Tom Oakley was diagnosed with cystic fibrosis as a child, the condition clogs up the lungs and digestive system with unwanted mucus.

From the age of seven Tom started dancing, not only was it his passion but the movements helped clear his internal system.

This week a Channel 4 documentary traces the footsteps of this inspirational young man and the condition which affects 1 in 25 people living in the UK.

Tom, now 18, said: "Having cystic fibrosis, you don't really have a choice about whether you want to exercise. You simply have to exercise no matter what.

“My condition definitely does affect me. My lungs burn, my stomach hurts, and there are other complications, but I never let it stop me.

"I can't live without dance. I'm being 100 per cent serious. Not only for the health benefits but for the social side – the friends you make that I'm not sure I’d make anywhere else."

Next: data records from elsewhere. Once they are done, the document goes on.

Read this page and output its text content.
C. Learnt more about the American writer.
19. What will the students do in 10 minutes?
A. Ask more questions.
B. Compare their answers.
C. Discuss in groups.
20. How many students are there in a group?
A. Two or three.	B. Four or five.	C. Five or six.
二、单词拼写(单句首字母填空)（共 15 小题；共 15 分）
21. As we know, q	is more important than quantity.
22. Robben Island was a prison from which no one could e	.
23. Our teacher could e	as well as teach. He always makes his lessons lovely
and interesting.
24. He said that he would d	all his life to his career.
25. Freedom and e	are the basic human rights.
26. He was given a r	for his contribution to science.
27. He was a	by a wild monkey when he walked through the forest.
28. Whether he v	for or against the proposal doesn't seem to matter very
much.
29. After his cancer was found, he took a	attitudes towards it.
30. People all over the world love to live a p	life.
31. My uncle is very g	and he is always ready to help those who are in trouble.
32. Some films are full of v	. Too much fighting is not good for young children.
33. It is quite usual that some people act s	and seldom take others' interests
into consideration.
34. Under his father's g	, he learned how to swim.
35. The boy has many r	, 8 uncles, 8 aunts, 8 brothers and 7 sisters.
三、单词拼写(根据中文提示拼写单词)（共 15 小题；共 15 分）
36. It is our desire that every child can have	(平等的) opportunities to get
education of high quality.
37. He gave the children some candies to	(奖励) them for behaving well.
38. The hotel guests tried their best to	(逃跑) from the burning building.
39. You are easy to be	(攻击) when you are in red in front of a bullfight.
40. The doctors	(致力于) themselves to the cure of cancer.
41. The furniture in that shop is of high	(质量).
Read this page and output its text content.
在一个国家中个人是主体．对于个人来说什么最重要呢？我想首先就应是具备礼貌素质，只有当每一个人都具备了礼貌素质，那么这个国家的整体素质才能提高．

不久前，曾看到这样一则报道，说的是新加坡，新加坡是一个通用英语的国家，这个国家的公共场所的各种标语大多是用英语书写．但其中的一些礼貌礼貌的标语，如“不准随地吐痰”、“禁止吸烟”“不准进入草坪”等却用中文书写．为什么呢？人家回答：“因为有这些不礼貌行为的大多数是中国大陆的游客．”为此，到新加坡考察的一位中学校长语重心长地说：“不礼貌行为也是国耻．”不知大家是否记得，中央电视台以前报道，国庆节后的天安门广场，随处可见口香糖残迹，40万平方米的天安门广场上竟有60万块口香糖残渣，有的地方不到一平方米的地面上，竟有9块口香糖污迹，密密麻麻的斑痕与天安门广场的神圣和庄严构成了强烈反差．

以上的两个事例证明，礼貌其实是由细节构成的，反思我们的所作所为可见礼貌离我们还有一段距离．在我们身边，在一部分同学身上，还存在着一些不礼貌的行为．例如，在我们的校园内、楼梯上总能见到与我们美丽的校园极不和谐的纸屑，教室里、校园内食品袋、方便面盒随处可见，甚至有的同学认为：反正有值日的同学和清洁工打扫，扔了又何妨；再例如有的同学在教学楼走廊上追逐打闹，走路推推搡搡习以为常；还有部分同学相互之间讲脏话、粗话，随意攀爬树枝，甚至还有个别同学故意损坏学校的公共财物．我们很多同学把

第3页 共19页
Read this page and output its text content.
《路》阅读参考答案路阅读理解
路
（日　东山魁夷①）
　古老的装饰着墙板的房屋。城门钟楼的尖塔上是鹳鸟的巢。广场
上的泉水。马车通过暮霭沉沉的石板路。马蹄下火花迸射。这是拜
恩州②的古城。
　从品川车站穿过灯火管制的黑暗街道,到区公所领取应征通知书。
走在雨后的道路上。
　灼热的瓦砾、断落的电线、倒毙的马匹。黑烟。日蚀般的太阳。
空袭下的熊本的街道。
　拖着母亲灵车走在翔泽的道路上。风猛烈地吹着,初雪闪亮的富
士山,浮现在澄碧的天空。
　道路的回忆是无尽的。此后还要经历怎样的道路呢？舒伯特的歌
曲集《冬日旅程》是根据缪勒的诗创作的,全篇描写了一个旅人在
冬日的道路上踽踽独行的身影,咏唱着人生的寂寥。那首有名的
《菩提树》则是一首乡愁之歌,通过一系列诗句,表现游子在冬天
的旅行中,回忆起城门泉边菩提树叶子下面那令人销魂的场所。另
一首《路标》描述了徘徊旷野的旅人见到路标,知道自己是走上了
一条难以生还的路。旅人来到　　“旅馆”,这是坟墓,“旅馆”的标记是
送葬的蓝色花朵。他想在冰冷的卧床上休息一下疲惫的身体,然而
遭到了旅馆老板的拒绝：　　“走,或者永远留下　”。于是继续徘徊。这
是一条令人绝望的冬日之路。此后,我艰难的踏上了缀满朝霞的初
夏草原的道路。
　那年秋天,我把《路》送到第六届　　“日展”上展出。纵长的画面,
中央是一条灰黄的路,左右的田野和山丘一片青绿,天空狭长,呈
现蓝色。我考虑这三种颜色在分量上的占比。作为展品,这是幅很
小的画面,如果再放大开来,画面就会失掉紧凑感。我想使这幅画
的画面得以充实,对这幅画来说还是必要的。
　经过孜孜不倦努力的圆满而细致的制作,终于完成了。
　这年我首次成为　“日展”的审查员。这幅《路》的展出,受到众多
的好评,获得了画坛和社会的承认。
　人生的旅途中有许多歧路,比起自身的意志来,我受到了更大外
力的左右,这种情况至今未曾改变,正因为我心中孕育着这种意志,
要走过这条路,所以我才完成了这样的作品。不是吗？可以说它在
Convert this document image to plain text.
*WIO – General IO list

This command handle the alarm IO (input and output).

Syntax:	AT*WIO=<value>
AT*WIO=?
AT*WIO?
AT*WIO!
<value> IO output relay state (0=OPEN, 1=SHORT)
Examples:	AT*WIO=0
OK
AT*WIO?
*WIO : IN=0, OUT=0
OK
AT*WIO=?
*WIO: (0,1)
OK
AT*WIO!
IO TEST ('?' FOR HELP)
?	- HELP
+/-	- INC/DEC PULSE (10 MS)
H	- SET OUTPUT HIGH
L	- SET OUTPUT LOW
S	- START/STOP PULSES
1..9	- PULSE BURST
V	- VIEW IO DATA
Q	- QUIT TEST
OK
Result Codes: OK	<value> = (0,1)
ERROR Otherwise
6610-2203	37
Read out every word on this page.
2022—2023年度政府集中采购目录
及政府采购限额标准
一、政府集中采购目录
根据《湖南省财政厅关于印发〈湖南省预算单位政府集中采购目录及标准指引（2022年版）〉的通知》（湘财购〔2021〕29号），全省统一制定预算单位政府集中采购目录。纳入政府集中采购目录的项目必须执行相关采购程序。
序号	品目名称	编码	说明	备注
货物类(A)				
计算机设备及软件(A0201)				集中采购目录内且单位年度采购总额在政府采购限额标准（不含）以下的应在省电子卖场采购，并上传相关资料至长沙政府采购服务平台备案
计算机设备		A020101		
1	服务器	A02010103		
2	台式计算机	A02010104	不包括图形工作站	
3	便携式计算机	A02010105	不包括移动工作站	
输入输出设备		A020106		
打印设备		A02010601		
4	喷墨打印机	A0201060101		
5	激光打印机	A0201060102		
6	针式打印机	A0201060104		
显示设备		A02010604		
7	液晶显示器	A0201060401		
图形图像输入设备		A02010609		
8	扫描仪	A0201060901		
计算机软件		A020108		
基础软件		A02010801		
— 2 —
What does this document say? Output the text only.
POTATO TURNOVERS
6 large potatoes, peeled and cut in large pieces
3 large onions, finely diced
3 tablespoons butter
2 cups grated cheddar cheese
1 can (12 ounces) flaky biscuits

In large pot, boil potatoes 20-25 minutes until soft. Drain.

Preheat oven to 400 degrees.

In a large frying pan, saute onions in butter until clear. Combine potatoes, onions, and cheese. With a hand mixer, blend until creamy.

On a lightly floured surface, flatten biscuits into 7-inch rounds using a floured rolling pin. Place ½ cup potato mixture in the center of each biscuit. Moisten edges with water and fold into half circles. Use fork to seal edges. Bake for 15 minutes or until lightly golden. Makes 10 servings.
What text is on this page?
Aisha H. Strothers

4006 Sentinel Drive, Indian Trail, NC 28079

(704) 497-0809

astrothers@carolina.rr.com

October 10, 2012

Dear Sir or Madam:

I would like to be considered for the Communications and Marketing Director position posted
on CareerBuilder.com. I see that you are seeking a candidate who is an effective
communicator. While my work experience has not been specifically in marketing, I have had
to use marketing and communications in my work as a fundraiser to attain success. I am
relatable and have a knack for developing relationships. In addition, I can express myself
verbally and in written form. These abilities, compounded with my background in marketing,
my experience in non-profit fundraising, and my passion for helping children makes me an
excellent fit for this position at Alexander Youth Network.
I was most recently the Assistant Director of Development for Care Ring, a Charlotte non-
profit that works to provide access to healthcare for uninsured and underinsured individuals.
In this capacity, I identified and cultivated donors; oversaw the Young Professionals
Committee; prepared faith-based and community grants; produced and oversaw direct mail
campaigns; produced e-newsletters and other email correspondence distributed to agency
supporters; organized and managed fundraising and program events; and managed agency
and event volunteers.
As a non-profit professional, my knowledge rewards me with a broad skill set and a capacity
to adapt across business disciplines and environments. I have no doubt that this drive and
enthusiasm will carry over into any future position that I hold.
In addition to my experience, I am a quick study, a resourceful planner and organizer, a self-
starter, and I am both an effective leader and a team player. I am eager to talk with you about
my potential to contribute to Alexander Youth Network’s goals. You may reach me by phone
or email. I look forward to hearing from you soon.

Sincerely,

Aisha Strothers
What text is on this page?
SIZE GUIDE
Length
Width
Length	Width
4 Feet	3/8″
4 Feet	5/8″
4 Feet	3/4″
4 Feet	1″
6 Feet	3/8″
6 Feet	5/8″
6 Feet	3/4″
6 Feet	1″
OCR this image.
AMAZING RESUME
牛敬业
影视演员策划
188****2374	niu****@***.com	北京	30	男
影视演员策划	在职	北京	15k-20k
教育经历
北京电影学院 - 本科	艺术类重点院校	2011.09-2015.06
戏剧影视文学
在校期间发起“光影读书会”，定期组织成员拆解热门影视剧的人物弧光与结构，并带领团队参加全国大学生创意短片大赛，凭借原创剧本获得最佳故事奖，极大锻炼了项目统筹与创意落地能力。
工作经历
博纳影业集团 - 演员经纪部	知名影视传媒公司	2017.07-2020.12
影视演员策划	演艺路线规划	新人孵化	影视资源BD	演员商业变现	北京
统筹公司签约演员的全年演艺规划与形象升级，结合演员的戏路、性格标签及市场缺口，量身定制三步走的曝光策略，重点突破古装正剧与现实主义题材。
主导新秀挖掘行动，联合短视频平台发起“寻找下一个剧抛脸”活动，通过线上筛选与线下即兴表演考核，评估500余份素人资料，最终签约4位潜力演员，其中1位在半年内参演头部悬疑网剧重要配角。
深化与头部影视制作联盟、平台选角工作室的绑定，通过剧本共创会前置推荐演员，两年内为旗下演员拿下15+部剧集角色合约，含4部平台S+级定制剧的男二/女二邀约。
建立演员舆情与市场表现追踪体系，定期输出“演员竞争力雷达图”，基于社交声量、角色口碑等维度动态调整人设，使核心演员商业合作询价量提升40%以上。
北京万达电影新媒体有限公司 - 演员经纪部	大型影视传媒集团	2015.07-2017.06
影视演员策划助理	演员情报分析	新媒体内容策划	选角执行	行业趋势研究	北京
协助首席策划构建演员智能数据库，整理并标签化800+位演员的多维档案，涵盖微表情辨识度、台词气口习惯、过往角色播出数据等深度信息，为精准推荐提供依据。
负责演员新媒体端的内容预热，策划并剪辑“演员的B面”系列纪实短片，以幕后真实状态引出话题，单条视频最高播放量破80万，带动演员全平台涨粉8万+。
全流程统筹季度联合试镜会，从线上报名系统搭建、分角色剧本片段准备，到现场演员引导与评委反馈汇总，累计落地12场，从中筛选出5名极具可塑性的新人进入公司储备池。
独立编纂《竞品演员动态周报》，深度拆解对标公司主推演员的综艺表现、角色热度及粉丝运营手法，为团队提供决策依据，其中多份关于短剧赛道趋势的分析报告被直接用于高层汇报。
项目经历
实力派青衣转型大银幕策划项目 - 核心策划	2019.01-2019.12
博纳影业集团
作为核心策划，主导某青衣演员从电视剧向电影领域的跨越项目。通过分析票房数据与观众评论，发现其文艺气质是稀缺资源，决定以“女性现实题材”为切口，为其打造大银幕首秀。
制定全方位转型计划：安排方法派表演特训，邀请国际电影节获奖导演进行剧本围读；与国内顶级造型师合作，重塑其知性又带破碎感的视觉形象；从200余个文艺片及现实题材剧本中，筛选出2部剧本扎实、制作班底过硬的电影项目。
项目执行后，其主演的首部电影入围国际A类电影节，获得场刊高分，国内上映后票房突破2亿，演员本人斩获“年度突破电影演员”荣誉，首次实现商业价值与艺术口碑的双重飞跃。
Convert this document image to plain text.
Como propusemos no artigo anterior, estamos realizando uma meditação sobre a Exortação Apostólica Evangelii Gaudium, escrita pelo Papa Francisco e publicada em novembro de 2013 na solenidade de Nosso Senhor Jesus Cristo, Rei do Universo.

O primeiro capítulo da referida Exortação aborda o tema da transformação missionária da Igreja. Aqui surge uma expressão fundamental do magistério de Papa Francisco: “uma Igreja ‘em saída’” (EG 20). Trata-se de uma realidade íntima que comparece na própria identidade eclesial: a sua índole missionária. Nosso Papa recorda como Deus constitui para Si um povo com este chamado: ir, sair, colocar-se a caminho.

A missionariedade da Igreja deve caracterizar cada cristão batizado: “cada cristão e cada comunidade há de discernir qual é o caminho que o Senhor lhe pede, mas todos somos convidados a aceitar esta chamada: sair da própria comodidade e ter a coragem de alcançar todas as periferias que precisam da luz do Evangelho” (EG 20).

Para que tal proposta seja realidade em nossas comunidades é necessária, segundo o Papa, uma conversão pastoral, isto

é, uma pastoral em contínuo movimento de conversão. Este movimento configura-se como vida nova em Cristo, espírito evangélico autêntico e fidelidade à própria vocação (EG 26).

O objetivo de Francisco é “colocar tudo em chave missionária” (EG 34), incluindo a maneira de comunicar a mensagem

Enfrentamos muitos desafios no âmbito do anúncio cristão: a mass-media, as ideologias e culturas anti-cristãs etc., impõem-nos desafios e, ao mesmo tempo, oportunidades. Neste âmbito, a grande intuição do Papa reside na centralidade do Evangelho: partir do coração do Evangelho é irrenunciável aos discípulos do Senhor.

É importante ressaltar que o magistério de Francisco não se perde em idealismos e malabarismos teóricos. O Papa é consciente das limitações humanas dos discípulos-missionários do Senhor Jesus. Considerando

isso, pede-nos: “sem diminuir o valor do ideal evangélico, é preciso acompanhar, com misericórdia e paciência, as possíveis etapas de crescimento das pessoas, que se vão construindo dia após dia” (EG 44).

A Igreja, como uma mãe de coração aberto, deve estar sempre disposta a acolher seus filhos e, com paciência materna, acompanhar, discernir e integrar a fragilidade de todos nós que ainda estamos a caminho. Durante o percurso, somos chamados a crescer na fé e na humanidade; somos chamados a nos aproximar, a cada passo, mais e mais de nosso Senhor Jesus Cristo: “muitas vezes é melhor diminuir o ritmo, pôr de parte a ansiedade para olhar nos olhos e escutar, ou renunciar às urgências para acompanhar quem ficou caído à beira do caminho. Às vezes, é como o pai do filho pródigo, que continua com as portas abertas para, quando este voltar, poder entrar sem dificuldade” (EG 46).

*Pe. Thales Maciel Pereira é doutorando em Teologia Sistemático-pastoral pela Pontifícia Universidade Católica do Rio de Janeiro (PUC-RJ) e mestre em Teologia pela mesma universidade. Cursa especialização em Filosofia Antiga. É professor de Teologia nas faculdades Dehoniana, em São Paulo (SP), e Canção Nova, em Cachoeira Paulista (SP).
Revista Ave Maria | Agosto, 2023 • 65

The teenager has been in and out of hospital for most of his childhood and needs to take a hundred tablets a day to control his condition.

But when he left mainstream school at the age of 12 he was adamant to change his life around, make up for lost time and took up dancing.

He would practice up to 60 hours a week, his commitment paid off when Tom was accepted at the award-winning performing arts school, the Rare Studio, when he was 13.

The studio supports dancers regardless of personal or financial circumstances, with their professional support Tom went on to land a place at the prestigious Rambert School of Ballet and Contemporary Dance based in Twickenham.

Rare Studio director Lauren Inglesby told Liverpool Echo: "Tom is an incredibly talented and versatile dancer who has worked extremely hard to hone his craft despite very difficult circumstances.

"Not only has he had to contend with auditioning during a global pandemic where he was confined to training in his front room, but he is also living with a life-limiting condition and the challenges that brings daily.

"In the 5 years I have worked with Tom, I have never heard him complain. Dance is his life which has been rewarded with a place at an amazing school. It’s quite extraordinary and nobody deserves it more.

"This is what Rare is all about, providing the space, the team and the right training and opportunities for young people who have the talent and potential to be successful.

"We are so proud of Tom and can’t wait to see what he goes on to achieve!"

The Boy Who Can’t Stop Dancing is on Channel 4 on Tuesday August 3 at 11:05pm and available afterwards on All 4.